@anthais/glsync
v0.1.2
Published
CLI tool for two-way sync between GitLab and local Markdown files
Readme
glsync
Two-way sync between GitLab and local Markdown files. Manage issues, milestones, and labels as code — version-controlled, diffable, and editable in your favorite editor.
Features
- Two-way sync — pull from GitLab, edit locally, push back
- Hash-based conflict detection — never accidentally overwrite someone else's changes
- Issues as Code — store issues, milestones, and labels as Markdown files with YAML frontmatter
- Git-friendly —
.mdfiles are tracked in git, so your team shares the same view - Self-hosted GitLab support — works with any GitLab instance
Quick Start
npm install -g @anthais/glsync
cd your-project
glsync init # auto-detects git remote, prompts for token
glsync pull # pull issues, milestones, labels as .md files
# edit files in .gitlab/issues/, .gitlab/milestones/, .gitlab/labels/
glsync diff # preview changes
glsync push # push changes back to GitLabCommands
| Command | Description |
|---------|-------------|
| glsync init | Initialize config (auto-detect git remote, prompt for token) |
| glsync fetch | Fetch latest data from GitLab to local cache |
| glsync pull | Pull and write .md files from GitLab |
| glsync diff | Show diff between local files and GitLab |
| glsync push | Push local changes to GitLab |
Options
-r, --resource <type> Sync only: issues, milestones, or labels
--force Overwrite without conflict check
--backup Create .bak file before overwriting (pull only)

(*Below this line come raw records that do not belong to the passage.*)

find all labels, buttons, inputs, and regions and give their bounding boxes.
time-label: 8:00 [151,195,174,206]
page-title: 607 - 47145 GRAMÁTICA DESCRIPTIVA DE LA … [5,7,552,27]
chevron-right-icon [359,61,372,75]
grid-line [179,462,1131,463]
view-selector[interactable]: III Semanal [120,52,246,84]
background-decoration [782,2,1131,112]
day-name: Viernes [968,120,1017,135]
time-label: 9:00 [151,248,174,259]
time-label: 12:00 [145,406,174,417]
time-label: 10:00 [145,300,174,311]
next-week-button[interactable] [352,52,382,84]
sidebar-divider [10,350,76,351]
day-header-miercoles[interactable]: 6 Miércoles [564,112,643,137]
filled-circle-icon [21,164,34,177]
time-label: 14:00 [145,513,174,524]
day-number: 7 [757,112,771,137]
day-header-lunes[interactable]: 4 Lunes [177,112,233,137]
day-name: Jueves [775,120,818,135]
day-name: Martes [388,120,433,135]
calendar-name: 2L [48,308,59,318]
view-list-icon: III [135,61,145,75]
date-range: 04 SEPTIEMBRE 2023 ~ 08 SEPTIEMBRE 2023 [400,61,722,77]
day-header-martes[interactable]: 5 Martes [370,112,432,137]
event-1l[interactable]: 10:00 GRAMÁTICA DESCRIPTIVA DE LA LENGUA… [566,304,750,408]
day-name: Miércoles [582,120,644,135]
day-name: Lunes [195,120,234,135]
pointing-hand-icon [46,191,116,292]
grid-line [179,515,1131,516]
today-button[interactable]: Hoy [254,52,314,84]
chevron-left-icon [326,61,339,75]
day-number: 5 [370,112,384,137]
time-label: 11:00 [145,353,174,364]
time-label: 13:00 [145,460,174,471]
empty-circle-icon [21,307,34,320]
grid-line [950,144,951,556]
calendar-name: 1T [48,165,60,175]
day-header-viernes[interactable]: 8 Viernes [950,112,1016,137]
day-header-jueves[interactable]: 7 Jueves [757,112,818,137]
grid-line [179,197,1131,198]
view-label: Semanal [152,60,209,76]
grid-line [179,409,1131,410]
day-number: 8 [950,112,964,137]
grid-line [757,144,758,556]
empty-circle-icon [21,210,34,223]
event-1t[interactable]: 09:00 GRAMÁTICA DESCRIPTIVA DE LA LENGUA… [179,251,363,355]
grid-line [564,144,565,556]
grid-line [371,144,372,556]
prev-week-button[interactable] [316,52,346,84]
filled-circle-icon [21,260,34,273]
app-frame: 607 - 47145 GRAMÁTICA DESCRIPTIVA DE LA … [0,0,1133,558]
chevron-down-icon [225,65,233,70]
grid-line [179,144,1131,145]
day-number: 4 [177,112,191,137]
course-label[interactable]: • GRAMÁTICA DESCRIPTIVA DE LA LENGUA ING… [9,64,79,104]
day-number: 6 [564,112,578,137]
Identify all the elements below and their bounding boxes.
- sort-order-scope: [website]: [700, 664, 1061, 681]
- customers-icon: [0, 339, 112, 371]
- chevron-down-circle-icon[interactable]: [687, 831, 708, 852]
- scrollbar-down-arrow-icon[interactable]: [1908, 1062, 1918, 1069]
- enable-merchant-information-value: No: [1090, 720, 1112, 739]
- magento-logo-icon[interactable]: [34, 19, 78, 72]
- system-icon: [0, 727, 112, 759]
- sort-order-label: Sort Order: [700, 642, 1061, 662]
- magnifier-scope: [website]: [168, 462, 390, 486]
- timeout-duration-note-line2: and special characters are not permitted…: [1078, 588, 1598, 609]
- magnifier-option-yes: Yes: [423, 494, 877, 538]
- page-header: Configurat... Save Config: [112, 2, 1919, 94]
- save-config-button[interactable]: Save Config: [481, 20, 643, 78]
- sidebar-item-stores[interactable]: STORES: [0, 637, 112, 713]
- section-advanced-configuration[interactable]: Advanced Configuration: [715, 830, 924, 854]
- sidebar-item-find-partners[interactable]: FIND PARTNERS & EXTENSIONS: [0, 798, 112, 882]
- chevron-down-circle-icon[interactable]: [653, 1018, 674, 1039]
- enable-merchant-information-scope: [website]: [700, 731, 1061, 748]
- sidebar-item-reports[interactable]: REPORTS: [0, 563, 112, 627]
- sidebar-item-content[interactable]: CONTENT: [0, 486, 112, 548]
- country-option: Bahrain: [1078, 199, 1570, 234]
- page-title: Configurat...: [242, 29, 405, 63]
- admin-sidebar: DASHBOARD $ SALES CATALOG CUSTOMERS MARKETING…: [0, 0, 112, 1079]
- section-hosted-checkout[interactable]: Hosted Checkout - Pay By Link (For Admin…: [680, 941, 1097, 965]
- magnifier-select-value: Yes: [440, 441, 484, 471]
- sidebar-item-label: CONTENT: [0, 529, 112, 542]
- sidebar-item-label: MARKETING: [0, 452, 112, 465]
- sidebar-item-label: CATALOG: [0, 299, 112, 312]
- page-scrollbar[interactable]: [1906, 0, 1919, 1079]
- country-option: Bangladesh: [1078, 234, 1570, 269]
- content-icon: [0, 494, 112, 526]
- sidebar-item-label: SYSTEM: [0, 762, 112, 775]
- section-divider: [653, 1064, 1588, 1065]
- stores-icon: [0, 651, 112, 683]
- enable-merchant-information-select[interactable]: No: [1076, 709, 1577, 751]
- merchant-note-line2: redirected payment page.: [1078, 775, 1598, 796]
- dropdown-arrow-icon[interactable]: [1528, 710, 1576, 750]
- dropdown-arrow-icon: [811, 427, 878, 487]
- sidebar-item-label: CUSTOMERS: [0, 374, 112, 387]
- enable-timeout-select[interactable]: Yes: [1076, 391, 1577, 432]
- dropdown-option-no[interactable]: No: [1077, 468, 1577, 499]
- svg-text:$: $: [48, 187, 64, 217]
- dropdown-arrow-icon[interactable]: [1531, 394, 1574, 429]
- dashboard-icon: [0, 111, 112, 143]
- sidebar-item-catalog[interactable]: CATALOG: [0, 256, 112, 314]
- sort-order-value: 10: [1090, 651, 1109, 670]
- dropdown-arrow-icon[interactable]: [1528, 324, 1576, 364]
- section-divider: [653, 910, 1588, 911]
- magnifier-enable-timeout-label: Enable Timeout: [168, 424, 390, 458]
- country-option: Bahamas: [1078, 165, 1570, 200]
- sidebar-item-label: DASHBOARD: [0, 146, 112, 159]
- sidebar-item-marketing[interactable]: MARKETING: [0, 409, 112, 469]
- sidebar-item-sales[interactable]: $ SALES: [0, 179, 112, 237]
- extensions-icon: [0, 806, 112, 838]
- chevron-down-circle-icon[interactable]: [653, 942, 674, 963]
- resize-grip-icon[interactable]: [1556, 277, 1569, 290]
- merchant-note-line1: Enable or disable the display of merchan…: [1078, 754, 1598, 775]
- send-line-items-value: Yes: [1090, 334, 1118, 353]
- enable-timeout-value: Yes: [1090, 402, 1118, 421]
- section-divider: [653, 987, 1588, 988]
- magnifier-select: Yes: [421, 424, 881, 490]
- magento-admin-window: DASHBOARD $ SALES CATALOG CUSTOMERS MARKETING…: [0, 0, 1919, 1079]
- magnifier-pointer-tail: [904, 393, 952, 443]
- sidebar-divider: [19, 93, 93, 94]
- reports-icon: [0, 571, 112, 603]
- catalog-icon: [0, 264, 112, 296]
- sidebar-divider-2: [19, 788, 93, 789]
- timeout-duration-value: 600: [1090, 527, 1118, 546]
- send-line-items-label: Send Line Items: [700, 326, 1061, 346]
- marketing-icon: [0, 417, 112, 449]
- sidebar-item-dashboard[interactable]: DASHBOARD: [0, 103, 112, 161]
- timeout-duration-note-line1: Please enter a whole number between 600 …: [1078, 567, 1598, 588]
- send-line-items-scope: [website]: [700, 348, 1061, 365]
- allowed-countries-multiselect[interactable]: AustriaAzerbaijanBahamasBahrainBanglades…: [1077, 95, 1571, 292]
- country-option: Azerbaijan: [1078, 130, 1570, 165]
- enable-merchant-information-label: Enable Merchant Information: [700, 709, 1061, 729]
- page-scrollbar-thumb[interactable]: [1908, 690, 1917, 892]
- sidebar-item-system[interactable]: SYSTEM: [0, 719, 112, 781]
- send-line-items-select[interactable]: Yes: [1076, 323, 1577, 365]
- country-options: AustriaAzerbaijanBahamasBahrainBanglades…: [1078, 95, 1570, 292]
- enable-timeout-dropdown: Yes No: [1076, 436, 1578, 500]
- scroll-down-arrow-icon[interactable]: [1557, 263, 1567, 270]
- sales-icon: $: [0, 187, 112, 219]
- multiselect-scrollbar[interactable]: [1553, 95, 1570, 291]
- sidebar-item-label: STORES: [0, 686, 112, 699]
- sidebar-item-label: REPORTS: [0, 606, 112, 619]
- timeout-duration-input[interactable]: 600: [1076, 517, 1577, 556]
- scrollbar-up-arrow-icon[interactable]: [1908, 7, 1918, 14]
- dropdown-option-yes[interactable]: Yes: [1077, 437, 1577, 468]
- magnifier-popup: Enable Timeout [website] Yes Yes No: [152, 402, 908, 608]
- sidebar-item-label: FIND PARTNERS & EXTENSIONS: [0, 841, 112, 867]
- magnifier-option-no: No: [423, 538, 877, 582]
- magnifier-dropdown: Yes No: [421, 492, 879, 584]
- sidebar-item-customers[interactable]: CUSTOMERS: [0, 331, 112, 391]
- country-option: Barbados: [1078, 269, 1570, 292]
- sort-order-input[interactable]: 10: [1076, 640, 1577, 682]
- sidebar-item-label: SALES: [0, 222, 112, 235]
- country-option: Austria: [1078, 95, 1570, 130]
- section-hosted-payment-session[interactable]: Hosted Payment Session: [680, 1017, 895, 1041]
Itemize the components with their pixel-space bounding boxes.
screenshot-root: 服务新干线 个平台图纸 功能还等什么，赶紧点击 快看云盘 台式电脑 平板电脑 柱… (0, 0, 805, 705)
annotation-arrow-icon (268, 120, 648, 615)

--yes Skip confirmation prompt (push only)File Structure
After glsync pull, your project will look like:
.gitlab/
├── issues/
│ ├── 21.research-auto-time-tracking.md
│ └── 42.setup-ci-pipeline.md
├── milestones/
│ └── sprint-1.md
├── labels/
│ ├── bug.md
│ └── feature.md
└── .glsync/ # gitignored — config & cache
├── config.json
└── objects/Each file uses YAML frontmatter + Markdown body:
---
id: 42
iid: 10
title: Setup CI pipeline
labels:
- devops
- high-priority
milestone: Sprint 1
state: opened
---
Configure GitLab CI/CD for the monorepo...How It Works
glsync uses SHA-256 hashes to track changes on both sides:
base_hash— snapshot from the last pullserver_hash— latest state on GitLablocal_hash— current state of your local file
Push: local changed + server unchanged → safe to push
local changed + server changed → conflict (pull first)
Pull: server changed + local unchanged → safe to overwrite
server changed + local changed → conflict (use --force or --backup)No version numbers, no timestamps — just content hashes.